Wien (OTS) – „Im Rahmen der kommenden Reformen im Bildungsbereich
müssen wir auch
die notwendigen Schritte in der Sonderpädagogik mitbedenken. Jedes
verlorene Jahr ist ein spürbarer Verlust für die Kinder, die
sonderpädagogischen Förderbedarf haben. Wir müssen hier rasch und
gründlich agieren, um allen Kindern in unserem Land die Bildung zu
ermöglichen, die sie verdient haben. Im Regierungsprogramm haben wir
uns dazu auf eine Reihe von Maßnahmen verständigt: Für eine merkliche
Verbesserung braucht es einen Rechtsanspruch auf ein 11. und 12.
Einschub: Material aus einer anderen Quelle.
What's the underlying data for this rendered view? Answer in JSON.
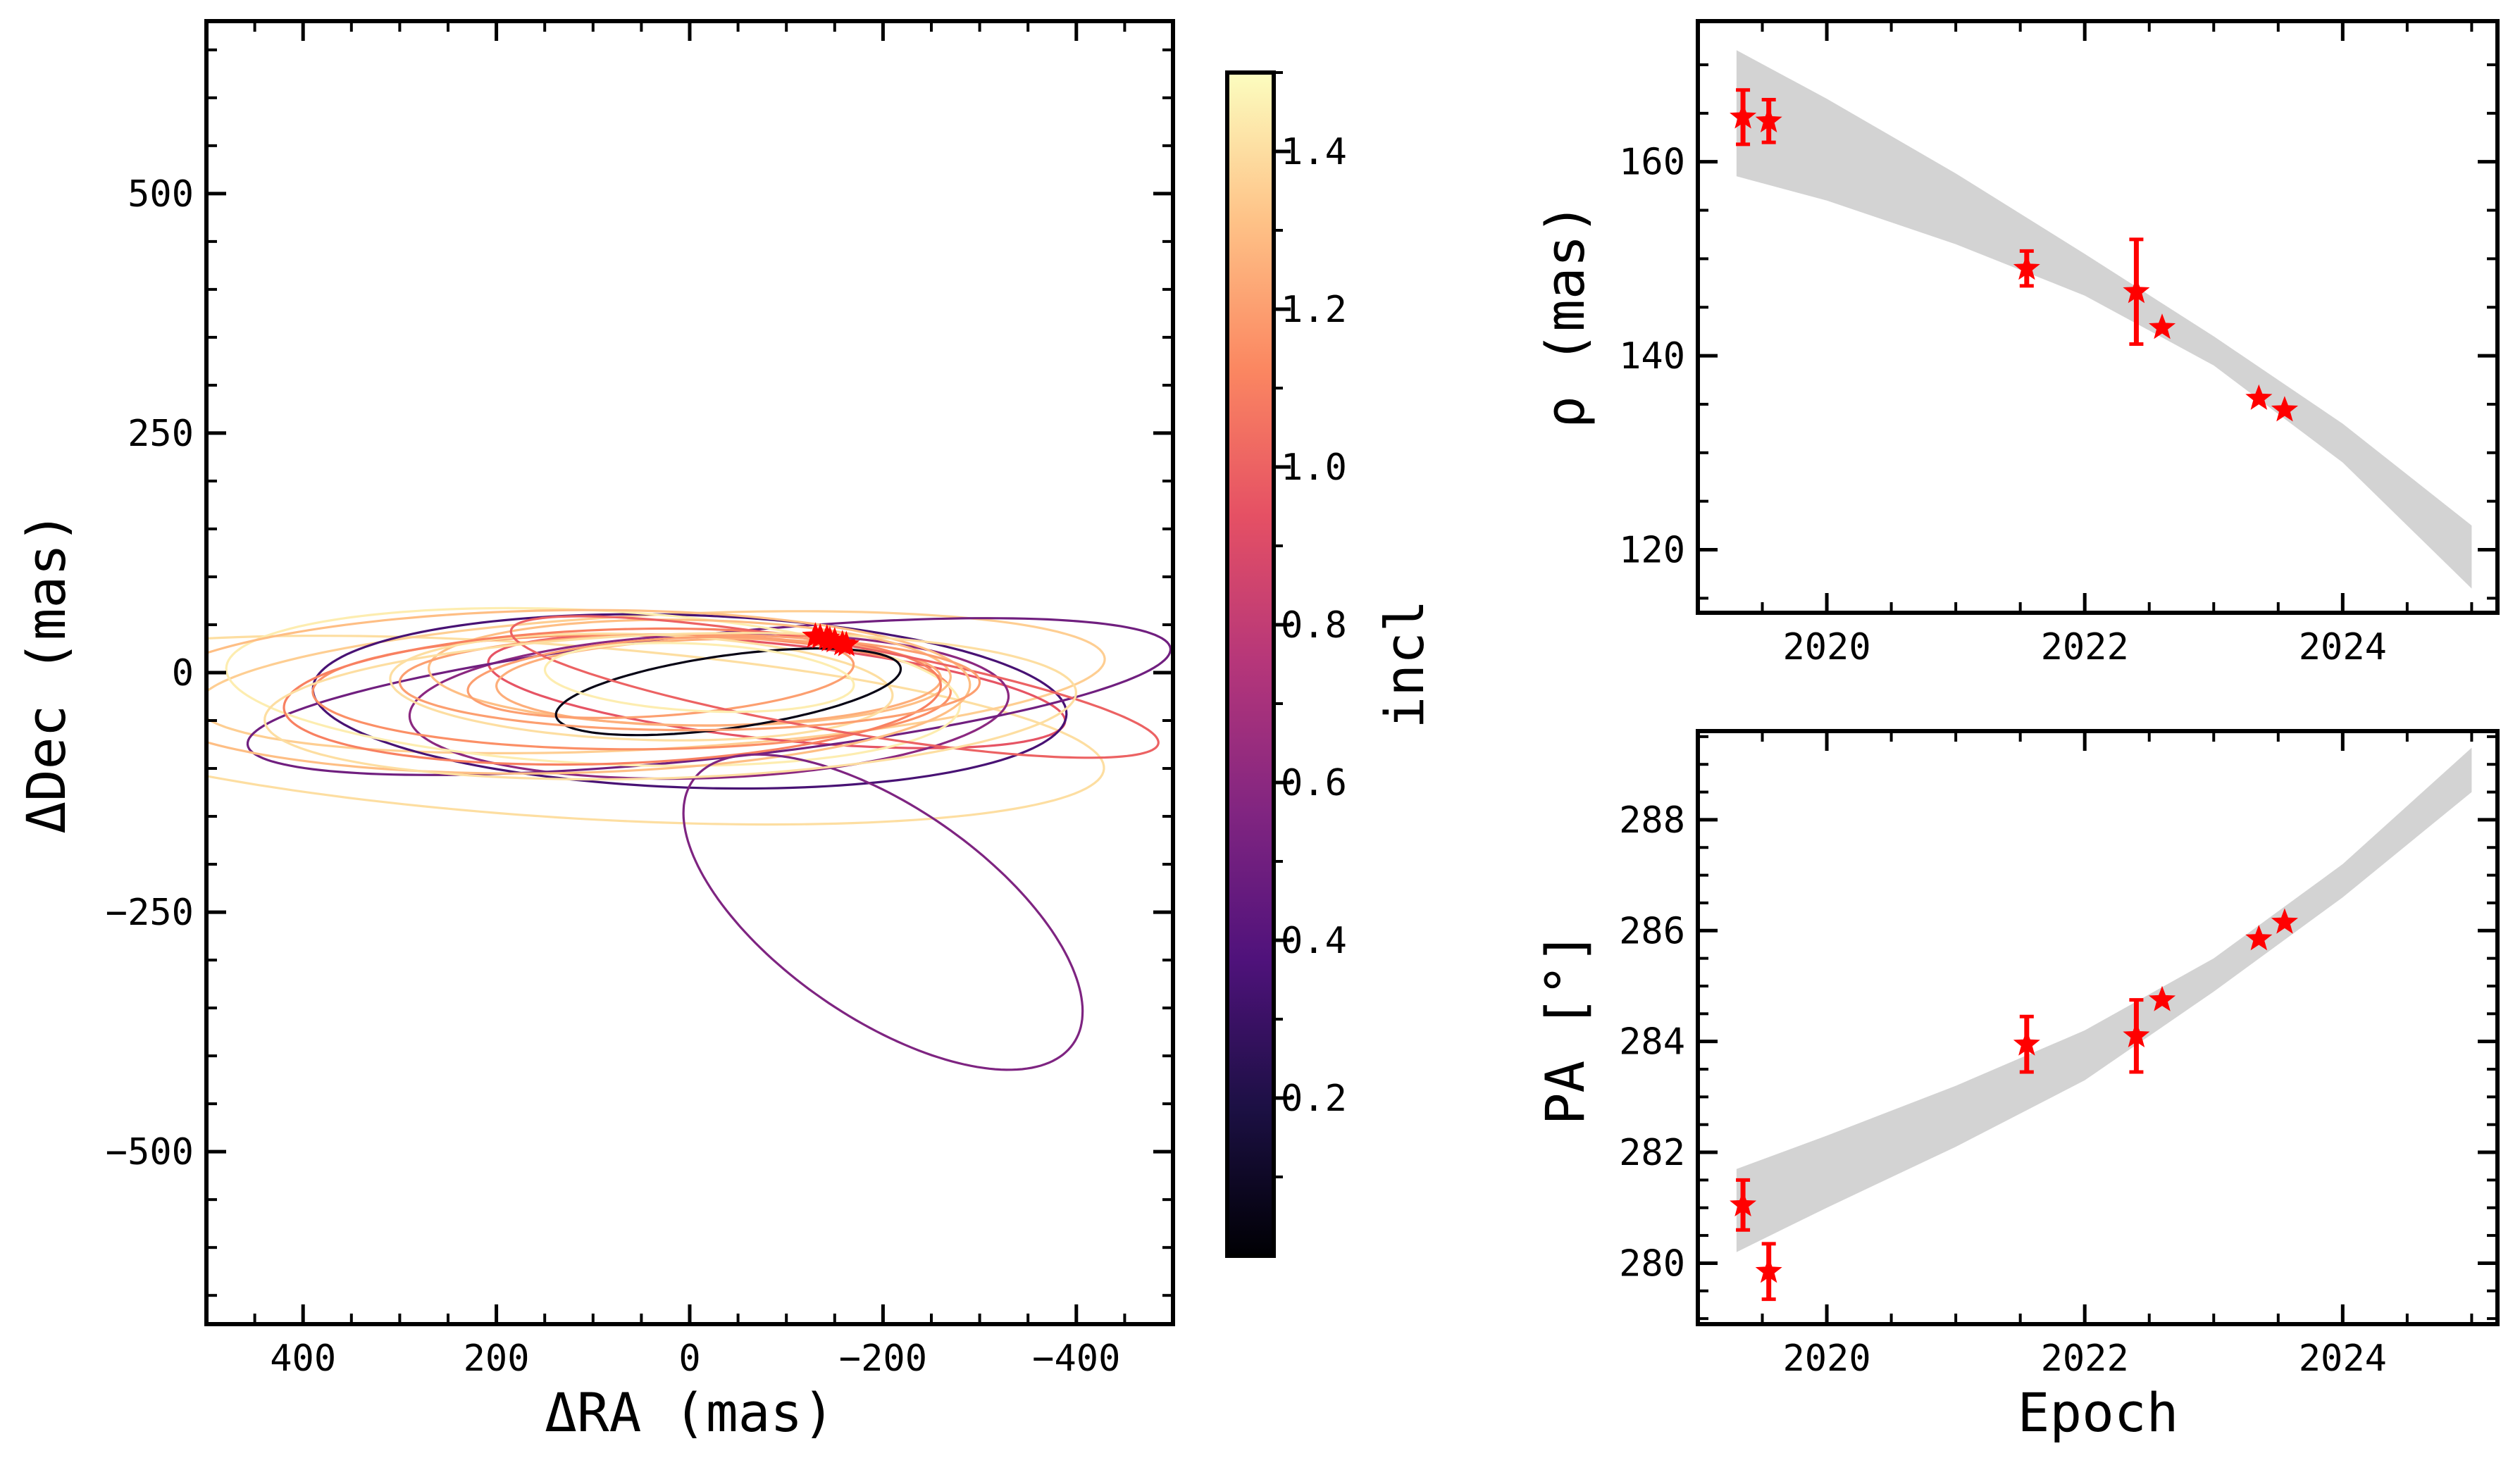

Schuljahr für Schülerinnen und Schüler mit sonderpädagogischem
Förderbedarf. Zudem braucht es sowohl ein verpflichtendes Modul der
inklusiven Pädagogik im Rahmen des regulären Lehramtsstudiums als
auch eine eigenständige Lehramtsausbildung für Inklusion und
Sonderpädagogik. Eine solche Ausbildung würde das Berufsbild der
Sonderpädagogin bzw. des Sonderpädagogen klar aufwerten“, betont der
Bildungssprecher der Volkspartei, Nico Marchetti.
„Sonderpädagoginnen und Sonderpädagogen dürfen nicht länger als
reine Unterstützungskräfte wahrgenommen werden, sondern als
hochqualifizierte Expertinnen und Experten. Außerdem braucht es eine
Neukonzipierung des sonderpädagogischen Förderbedarfs inklusive
bedarfsgerechter Ausstattung – bis dahin brauchen wir eine Anhebung
der Deckelung für sonderpädagogische Förderung von 2,7 % auf 4,5 %“,
so Marchetti abschließend.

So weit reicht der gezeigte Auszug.